As I write this, I'm in San Jose, in the backyard of the house I grew up in. My parents' house, my family home, most recently just my dad's house, and now, the house that belongs to my sisters and me. My father passed away in June of this year, after living here alone for the last 26 years. Mom passed in 1990, leaving us all, but mostly Daddy, to wonder how in the world we could ever be normal again.
He never quite recovered from losing the love of his life, but staying in his beloved home, his mansion, he called it, meant more to him than anything else in the world he might have wished for. We were somehow miraculously able to grant him the only thing he ever asked us for. He got to live to the very tippy-tail end of his life in his own house. My sisters and I, just the three of us and nobody else, were here with him when he left us. It was the hardest thing I've ever done, and maybe the most honorable. I wouldn't recommend it, but I'm so grateful we were able to be here for him.

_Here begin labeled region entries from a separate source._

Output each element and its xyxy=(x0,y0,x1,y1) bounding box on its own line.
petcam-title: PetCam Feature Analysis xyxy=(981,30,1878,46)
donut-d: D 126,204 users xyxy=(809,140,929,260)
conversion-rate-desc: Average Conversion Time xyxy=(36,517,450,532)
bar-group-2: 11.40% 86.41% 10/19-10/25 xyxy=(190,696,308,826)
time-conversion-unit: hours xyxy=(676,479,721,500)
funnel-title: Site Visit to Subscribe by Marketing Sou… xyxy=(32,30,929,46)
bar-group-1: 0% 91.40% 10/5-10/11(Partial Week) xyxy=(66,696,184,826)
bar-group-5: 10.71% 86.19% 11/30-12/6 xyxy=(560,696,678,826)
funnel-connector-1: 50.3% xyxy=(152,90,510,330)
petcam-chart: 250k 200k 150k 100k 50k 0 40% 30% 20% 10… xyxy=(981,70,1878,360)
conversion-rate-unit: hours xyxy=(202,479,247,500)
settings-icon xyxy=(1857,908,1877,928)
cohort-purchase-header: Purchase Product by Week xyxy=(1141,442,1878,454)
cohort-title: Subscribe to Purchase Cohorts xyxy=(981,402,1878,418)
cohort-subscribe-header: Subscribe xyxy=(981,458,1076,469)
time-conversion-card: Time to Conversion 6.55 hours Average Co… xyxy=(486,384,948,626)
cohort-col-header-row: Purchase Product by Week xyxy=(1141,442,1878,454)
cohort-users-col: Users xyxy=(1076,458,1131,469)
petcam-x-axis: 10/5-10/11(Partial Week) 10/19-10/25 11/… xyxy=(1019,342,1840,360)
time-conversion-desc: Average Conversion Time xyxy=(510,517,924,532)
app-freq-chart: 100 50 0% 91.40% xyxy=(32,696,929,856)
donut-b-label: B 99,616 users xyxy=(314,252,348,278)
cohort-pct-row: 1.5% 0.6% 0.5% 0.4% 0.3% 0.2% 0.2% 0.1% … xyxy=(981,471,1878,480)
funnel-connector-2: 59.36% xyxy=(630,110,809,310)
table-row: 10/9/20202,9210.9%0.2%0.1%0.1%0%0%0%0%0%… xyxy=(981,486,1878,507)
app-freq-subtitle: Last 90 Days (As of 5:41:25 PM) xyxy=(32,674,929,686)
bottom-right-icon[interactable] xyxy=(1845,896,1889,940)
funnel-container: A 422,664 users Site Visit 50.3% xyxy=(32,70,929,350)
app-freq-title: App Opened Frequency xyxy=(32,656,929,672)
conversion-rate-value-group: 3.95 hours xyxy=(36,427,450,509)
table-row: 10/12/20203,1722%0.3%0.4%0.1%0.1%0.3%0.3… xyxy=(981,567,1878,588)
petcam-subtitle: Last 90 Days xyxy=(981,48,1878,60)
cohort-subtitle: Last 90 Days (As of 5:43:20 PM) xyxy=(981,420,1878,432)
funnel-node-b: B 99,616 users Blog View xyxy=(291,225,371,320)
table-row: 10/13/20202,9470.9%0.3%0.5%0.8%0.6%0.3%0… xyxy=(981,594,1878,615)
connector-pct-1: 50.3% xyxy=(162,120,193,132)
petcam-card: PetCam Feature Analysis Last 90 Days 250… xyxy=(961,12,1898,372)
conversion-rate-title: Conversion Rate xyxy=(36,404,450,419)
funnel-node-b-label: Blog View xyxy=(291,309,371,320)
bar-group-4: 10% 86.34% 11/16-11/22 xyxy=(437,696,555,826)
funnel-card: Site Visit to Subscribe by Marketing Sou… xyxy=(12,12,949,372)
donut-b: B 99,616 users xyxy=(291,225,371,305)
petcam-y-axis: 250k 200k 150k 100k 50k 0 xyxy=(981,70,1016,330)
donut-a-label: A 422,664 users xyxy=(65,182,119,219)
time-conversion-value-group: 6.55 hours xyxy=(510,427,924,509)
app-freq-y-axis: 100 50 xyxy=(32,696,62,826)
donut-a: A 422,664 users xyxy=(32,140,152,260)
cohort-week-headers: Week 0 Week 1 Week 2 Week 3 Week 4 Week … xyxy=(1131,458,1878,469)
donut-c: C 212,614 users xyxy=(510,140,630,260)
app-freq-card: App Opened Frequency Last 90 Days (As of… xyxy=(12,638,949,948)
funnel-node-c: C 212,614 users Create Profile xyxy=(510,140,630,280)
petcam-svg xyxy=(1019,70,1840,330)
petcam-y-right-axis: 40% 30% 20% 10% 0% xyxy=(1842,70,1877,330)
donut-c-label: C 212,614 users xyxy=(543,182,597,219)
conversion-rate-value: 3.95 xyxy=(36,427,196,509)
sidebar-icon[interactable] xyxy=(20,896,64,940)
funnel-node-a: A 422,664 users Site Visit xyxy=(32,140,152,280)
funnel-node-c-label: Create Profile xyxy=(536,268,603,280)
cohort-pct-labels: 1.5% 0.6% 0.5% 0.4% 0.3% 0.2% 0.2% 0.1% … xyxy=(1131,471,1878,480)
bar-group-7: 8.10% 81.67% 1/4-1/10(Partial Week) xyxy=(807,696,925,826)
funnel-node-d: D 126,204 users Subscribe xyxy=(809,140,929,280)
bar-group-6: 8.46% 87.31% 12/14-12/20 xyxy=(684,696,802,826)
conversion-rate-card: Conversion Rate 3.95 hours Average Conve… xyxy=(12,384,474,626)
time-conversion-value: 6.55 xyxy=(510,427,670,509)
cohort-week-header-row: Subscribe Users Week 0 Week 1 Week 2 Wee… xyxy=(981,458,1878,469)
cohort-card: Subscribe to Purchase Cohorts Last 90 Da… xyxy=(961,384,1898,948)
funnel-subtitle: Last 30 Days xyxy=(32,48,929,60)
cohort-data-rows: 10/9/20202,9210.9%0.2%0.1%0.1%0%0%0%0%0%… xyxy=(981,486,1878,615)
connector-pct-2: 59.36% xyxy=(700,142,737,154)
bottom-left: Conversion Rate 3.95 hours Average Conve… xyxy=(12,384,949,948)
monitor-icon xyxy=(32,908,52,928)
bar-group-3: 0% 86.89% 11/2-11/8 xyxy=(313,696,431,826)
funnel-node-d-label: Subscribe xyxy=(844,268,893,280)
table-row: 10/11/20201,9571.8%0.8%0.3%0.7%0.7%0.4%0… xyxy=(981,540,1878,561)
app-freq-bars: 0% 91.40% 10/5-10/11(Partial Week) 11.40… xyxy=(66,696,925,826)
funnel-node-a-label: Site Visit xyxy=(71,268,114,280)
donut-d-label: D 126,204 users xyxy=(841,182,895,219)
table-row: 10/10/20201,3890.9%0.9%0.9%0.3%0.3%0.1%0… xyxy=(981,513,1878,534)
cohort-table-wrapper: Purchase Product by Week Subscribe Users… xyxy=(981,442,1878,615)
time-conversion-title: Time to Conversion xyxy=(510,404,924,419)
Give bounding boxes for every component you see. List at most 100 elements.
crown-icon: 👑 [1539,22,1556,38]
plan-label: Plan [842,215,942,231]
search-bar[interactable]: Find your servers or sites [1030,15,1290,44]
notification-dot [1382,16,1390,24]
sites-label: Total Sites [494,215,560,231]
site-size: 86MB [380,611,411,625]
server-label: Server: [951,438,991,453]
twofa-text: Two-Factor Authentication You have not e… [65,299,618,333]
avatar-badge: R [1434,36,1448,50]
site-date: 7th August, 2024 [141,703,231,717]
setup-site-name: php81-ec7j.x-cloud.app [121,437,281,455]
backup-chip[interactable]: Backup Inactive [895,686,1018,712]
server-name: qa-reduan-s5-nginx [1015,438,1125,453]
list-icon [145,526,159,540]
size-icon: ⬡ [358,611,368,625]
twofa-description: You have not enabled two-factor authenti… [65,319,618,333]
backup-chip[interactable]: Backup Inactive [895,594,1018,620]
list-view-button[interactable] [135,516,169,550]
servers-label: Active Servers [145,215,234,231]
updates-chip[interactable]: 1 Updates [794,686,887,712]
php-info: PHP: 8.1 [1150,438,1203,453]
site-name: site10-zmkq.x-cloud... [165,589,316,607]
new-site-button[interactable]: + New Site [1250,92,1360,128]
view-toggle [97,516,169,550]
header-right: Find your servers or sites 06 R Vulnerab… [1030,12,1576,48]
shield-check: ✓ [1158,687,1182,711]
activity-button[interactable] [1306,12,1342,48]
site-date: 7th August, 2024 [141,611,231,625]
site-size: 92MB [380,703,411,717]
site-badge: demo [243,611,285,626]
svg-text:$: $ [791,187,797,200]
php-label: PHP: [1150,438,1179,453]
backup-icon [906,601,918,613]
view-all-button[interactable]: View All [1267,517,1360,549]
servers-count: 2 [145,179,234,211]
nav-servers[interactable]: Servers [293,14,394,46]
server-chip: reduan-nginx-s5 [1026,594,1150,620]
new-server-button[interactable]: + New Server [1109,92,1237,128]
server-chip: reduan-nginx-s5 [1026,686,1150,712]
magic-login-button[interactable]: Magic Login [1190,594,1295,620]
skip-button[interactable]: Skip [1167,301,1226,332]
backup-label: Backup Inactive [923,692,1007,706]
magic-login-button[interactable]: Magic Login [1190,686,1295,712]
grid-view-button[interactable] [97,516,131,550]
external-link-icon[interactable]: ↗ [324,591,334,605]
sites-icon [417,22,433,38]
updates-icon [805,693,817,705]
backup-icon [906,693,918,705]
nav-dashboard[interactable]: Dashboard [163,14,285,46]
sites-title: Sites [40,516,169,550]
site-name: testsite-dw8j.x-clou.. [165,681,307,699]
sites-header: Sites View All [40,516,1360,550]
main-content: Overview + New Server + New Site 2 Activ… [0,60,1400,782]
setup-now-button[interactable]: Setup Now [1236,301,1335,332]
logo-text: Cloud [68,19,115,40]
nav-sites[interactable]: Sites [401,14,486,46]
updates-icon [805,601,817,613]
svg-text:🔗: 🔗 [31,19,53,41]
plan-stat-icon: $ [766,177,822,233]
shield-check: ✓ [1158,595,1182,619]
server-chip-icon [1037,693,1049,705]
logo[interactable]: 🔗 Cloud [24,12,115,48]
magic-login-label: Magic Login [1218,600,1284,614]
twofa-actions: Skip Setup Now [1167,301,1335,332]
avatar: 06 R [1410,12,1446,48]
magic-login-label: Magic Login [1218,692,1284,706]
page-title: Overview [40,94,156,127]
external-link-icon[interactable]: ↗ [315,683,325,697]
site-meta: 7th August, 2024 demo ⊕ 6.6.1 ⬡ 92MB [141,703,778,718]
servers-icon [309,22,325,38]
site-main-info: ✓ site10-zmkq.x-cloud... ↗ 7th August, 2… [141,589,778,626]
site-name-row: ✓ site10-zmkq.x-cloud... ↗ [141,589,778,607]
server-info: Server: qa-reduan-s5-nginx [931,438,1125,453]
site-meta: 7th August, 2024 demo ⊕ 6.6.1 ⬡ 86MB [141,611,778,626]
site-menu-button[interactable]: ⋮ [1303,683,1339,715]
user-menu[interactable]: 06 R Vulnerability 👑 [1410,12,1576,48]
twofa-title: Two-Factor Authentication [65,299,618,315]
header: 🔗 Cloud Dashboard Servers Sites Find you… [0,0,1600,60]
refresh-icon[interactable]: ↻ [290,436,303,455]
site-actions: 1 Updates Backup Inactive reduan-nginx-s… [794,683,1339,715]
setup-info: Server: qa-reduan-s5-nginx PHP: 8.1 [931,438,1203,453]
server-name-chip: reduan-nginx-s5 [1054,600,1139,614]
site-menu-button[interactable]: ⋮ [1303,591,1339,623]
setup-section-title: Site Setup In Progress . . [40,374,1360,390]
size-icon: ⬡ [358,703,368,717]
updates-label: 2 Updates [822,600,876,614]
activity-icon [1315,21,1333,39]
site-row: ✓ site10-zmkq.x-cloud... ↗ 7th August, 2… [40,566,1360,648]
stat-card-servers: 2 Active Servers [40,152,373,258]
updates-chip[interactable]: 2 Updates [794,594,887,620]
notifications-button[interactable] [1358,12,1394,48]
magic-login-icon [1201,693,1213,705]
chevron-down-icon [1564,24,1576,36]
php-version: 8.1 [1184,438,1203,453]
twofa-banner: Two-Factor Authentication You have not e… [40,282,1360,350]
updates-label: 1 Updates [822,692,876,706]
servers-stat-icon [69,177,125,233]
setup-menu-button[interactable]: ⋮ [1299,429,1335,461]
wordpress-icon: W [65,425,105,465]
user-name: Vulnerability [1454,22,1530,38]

After a month at home to catch our breath, trying not to deal with any more than we absolutely had to, we're back now, sorting through our family-specific mountain of things that accumulate in a house over 54 years. We've emptied every drawer, every closet, every box, every cabinet, every shelf. We've touched thousands of pieces of paper and countless assembled objects, housewares, and photographs. We've claimed what we want to keep, and given our kids and a few family members mementos and heirlooms. Next on the list is an estate sale, for the furniture and daunting pile of things that will all be treasures to someone who hasn't found them yet.
The paper sorting was torturous for me, and the gear and tools didn't interest me much. My father interested me greatly, but his things were man things. Our husbands and sons happily went through every bit of all that, while I wandered off to the kitchen. Mom's kitchen, where I first learned to cook, and where she worked her magic to the delight of anyone lucky enough to be invited to our table. Over the years, we began referring to the house as Dad's, but it will always be Mom's kitchen.
This time though, I wasn't there to cook, but to clean and sort and discard. It was kind of terrible, and kind of fun. It was whatever I wanted to decide it was, and I flip-flopped back and forth a lot until I decided to just quiet my head and enjoy the process. Very little had been brought in since Mom passed, and very little had been tossed out.
My little stack of take-homes is still growing. I keep plucking things from the sale pile and smuggling them down the hall to my room. The little copper bottomed Revereware saucepan needs me. The banged up mixing bowls are dimpled like steel drums, and are so much heavier than any I've had in my own adult life. I actually spoke to the white and pink (once red) Pyrex casserole dish, saying, I've known you my whole life. You're coming home with me. And the gently stained 1970's aprons, in my opinion, are simply not give-up-able.
The sorting continues, things leave for their new homes, papers are shredded, trash is tossed, and memories bubble to the surface like a lake full of champagne. I'm not the first one to go through this, but for me this is new territory. Dad was a hiker, an outdoorsman, a reader of maps, a carrier of a good compass, both in his heart and in his pocket. He guided us through life in his strong and certain way. But he couldn't leave trail markers to help us with what we're doing now.
Every so often, one of my sisters or I will notice what feels absolutely like a message from our parents. We all feel them both sticking near us right now, as we tidy up for them this one last time. I like to think we're doing all this in a way they're happy with. On the other hand, they might be off romping around Eternity, caring not a hoot about their earthly goods. Either way is OK with me. And I know we're doing the best we can on an unmarked trail.